Oh good, somebody else said it. My mind was just blown away when I watched that piece of shit last night. (The video and his argument, not the person. Never saw or heard of him before.) An interesting idea, at best, but so are many fan fiction concepts that people throw around. They have the best of intentions, but ultimately they're just crazy at the end of the day.
Also, NOT relevant in the fucking slightest.
A rolled dice is literally testing the likelihoods. He's right that the character doesn't envision dice to test their odds, and that there's a high likelihood that they don't go to a task with an expectation of failing. But the dice ARE there to represent the CHANCE of failure. Not the character's agency of recognizing that they cannot climb that wall. Otherwise why would they have bothered? And no, the answer is not "because they have no other choice." That ignores the ENTIRE premise of RPGs: player choice. They are DERIVED by what the player wants to do, and countless many "dice rolls" (whether physical or invisible and calculated) were attempted by players simply wishing to try something they had no idea how well they would do. What he fails to understand is that this is what DMs are for, or why older CRPGs hid their calculations from the player. Neither the player NOR the character they're role playing are aware of their chances of success, they only have a notion.
For example: I can remember one D&D Campaign I played many years ago where I tried to talk my way around some NPC giving a quest, and each time I tried the DM had me make a charisma role. Later on I found out that the dice roles were a formality, because the NPC had such ASTRONOMICALLY high charisma that it would've been mathematically impossible for me to persuade him to do anything (he was a boss character, basically). I didn't know that, my character didn't know that. We both simply assumed that since the character I was playing was very intelligent and charismatic that it would be possible to use his way with words to find out if this NPC had ulterior motives, or was hiding anything. In no ways was this like that hypothetical wall that my character "knew he could climb". This was an NPC my character (and I) felt like our chances of persuading were decently high enough, and it was absolutely false. We never stood a chance. That bastard fooled me just as well as he fooled EVERYONE else, because the dice roles made it impossible for me to learn otherwise. I could see my own dice roles, but I couldn't see the DM's. That's the major difference this guy is missing.
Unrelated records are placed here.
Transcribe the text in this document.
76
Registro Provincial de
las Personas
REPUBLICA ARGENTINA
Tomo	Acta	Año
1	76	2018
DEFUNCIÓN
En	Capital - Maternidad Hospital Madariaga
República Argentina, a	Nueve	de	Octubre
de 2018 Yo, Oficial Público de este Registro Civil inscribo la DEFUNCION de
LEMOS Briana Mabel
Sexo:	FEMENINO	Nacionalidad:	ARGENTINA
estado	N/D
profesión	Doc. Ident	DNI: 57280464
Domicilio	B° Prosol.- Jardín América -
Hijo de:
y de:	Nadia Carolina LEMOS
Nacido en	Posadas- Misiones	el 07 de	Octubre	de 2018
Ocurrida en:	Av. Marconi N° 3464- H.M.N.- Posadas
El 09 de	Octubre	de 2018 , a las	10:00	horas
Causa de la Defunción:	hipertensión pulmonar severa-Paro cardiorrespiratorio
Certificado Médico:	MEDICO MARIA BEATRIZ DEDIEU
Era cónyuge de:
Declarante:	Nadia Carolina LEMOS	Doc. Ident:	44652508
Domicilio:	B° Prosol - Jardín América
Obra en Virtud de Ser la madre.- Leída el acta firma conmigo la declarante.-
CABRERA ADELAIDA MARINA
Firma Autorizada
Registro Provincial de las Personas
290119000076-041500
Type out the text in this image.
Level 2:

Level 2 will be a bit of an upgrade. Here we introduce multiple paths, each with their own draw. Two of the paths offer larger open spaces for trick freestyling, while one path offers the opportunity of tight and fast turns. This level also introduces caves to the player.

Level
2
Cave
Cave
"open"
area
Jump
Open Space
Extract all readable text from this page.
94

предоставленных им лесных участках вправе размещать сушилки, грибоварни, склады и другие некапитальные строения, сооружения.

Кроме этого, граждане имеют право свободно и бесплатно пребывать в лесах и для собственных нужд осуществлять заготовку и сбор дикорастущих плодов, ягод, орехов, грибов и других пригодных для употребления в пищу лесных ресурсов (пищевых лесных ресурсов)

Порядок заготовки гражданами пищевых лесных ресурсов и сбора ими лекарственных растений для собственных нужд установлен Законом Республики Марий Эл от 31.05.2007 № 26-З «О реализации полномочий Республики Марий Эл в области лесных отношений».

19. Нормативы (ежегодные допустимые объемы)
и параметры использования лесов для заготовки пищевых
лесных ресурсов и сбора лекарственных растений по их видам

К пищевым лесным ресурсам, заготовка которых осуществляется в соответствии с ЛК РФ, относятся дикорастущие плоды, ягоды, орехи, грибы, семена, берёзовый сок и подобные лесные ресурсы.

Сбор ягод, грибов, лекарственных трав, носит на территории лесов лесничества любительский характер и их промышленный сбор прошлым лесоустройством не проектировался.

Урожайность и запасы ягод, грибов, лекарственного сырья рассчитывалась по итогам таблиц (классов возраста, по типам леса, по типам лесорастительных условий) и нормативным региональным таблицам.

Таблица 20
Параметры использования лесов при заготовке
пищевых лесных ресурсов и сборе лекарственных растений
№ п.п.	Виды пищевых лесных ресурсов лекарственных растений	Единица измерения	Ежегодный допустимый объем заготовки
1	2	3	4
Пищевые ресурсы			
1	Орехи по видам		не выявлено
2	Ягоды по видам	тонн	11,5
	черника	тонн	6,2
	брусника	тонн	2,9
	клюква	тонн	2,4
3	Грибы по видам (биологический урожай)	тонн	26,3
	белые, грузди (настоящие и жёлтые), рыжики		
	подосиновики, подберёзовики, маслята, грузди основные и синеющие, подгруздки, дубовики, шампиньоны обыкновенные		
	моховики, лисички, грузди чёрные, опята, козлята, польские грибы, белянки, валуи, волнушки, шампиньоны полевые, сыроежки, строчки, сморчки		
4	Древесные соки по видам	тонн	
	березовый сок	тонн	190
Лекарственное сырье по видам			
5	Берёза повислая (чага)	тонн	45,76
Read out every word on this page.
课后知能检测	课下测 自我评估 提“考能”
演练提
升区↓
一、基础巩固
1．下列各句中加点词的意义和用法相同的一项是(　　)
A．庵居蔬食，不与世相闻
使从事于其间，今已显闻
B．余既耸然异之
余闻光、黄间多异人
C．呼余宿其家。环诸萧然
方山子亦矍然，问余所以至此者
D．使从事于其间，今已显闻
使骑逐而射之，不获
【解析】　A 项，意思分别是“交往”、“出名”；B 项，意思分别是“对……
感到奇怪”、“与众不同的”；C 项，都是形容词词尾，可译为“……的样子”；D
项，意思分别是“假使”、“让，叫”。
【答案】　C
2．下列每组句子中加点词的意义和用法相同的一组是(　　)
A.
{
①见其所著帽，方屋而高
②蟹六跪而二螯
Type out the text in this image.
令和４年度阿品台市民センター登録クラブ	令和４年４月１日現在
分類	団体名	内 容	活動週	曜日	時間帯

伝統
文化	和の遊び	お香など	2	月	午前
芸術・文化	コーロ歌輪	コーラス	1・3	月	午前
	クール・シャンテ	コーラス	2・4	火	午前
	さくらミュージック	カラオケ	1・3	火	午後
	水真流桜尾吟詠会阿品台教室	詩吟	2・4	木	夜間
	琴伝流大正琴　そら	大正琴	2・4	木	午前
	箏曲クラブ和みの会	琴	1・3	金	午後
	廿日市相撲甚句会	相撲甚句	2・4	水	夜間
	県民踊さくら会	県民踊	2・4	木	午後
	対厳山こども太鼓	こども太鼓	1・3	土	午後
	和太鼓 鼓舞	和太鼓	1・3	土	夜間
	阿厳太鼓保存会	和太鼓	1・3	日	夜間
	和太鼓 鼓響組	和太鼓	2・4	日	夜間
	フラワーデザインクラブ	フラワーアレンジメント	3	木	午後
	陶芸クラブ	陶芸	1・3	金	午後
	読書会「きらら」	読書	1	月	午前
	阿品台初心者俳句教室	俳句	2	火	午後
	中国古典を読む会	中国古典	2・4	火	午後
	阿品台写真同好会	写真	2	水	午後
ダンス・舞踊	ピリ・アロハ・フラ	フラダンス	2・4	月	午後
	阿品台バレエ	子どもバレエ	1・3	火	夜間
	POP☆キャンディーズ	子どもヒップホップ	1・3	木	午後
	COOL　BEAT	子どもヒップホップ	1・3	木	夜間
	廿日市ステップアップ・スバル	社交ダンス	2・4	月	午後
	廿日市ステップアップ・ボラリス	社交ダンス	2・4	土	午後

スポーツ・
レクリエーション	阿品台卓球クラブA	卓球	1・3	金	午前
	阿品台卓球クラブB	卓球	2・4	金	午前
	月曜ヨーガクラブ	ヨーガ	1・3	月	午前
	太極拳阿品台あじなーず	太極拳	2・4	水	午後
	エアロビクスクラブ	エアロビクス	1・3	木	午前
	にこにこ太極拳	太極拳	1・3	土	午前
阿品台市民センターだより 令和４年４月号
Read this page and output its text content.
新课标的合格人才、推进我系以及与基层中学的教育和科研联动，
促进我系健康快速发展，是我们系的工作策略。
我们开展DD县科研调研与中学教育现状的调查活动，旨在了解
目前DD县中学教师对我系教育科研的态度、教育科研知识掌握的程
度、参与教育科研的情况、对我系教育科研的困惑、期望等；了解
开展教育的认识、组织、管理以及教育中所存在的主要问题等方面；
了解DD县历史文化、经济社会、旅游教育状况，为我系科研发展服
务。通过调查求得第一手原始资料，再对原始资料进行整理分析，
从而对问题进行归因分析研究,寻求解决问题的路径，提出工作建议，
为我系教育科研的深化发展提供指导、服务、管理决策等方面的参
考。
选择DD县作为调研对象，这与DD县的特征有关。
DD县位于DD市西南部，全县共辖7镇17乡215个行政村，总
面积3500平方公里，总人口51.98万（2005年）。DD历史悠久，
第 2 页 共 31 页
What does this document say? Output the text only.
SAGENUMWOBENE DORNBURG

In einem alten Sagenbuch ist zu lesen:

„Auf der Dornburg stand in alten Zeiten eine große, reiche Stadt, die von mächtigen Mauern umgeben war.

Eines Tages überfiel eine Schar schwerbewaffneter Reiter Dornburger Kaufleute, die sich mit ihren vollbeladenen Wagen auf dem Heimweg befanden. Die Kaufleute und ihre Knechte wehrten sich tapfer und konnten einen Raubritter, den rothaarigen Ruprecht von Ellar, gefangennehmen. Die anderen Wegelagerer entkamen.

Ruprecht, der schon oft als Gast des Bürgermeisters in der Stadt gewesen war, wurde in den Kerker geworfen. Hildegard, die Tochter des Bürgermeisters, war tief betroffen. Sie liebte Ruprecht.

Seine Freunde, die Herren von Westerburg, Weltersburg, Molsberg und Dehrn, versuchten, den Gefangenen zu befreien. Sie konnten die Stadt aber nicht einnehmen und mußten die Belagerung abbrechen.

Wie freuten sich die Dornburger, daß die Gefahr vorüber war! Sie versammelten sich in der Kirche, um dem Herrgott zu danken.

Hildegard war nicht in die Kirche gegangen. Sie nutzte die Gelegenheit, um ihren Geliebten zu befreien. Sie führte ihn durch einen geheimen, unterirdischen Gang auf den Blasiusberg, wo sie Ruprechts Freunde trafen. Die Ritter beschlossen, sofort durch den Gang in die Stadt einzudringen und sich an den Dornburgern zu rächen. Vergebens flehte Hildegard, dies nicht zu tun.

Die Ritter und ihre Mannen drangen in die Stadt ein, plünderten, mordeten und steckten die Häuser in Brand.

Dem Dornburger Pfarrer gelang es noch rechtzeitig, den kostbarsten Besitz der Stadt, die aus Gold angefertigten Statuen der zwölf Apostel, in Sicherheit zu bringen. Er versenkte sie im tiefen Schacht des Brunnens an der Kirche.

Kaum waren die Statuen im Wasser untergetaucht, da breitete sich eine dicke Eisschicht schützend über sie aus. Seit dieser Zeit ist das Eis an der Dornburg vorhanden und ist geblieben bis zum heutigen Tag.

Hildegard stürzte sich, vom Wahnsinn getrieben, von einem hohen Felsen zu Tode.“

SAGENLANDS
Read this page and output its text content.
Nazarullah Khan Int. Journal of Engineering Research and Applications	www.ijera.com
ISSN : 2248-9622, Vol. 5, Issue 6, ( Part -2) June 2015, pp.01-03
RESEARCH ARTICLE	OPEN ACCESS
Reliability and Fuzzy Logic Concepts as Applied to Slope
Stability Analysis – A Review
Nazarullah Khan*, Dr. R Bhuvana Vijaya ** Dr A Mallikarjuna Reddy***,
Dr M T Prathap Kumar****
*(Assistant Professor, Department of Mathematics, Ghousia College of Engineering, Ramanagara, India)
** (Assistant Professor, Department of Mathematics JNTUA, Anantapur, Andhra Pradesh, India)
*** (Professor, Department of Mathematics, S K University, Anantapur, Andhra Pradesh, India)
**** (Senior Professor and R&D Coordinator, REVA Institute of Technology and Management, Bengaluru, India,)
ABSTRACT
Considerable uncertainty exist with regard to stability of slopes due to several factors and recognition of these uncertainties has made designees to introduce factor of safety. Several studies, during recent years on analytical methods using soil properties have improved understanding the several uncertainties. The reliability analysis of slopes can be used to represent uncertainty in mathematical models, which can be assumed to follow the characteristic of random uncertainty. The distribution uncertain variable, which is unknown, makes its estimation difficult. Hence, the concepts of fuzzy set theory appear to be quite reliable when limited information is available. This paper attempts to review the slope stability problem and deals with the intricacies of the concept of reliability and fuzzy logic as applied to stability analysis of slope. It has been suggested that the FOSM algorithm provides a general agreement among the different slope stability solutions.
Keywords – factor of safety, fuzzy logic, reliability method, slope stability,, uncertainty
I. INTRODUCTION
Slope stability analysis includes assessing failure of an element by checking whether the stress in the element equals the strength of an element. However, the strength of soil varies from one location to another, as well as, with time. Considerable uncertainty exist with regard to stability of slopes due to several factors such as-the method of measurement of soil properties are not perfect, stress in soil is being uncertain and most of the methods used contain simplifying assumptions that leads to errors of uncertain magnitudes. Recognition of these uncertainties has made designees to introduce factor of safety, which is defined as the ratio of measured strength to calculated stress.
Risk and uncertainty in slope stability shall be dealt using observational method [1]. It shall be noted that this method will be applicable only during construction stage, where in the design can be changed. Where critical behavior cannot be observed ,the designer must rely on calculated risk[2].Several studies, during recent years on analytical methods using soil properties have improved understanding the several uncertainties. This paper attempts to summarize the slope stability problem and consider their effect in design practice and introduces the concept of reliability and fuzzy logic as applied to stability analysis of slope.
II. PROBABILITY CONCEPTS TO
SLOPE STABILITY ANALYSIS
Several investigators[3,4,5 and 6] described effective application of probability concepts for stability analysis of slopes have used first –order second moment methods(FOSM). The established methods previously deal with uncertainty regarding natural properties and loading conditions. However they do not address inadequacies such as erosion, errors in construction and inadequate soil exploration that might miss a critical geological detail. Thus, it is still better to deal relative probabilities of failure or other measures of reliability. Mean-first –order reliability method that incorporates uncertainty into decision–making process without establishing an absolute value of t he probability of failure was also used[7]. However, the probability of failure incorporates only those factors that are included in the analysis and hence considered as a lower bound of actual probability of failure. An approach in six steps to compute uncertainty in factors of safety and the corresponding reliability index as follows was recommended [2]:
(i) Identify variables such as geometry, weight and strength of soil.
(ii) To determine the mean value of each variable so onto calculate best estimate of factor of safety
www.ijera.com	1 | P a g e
It IS all about probability and chance. That's why we role dice- a gambler's tool -at all! Maybe I could find his claims less nonsensical if he'd argued that each side of the dice represented some alternate reality where different events tied to each attempted action took place, and the dice determined which reality we would experience. But that would still be arguing something I consider to be absolute nonsense anyway! So basically... yeah, dude has no idea what he's talking about.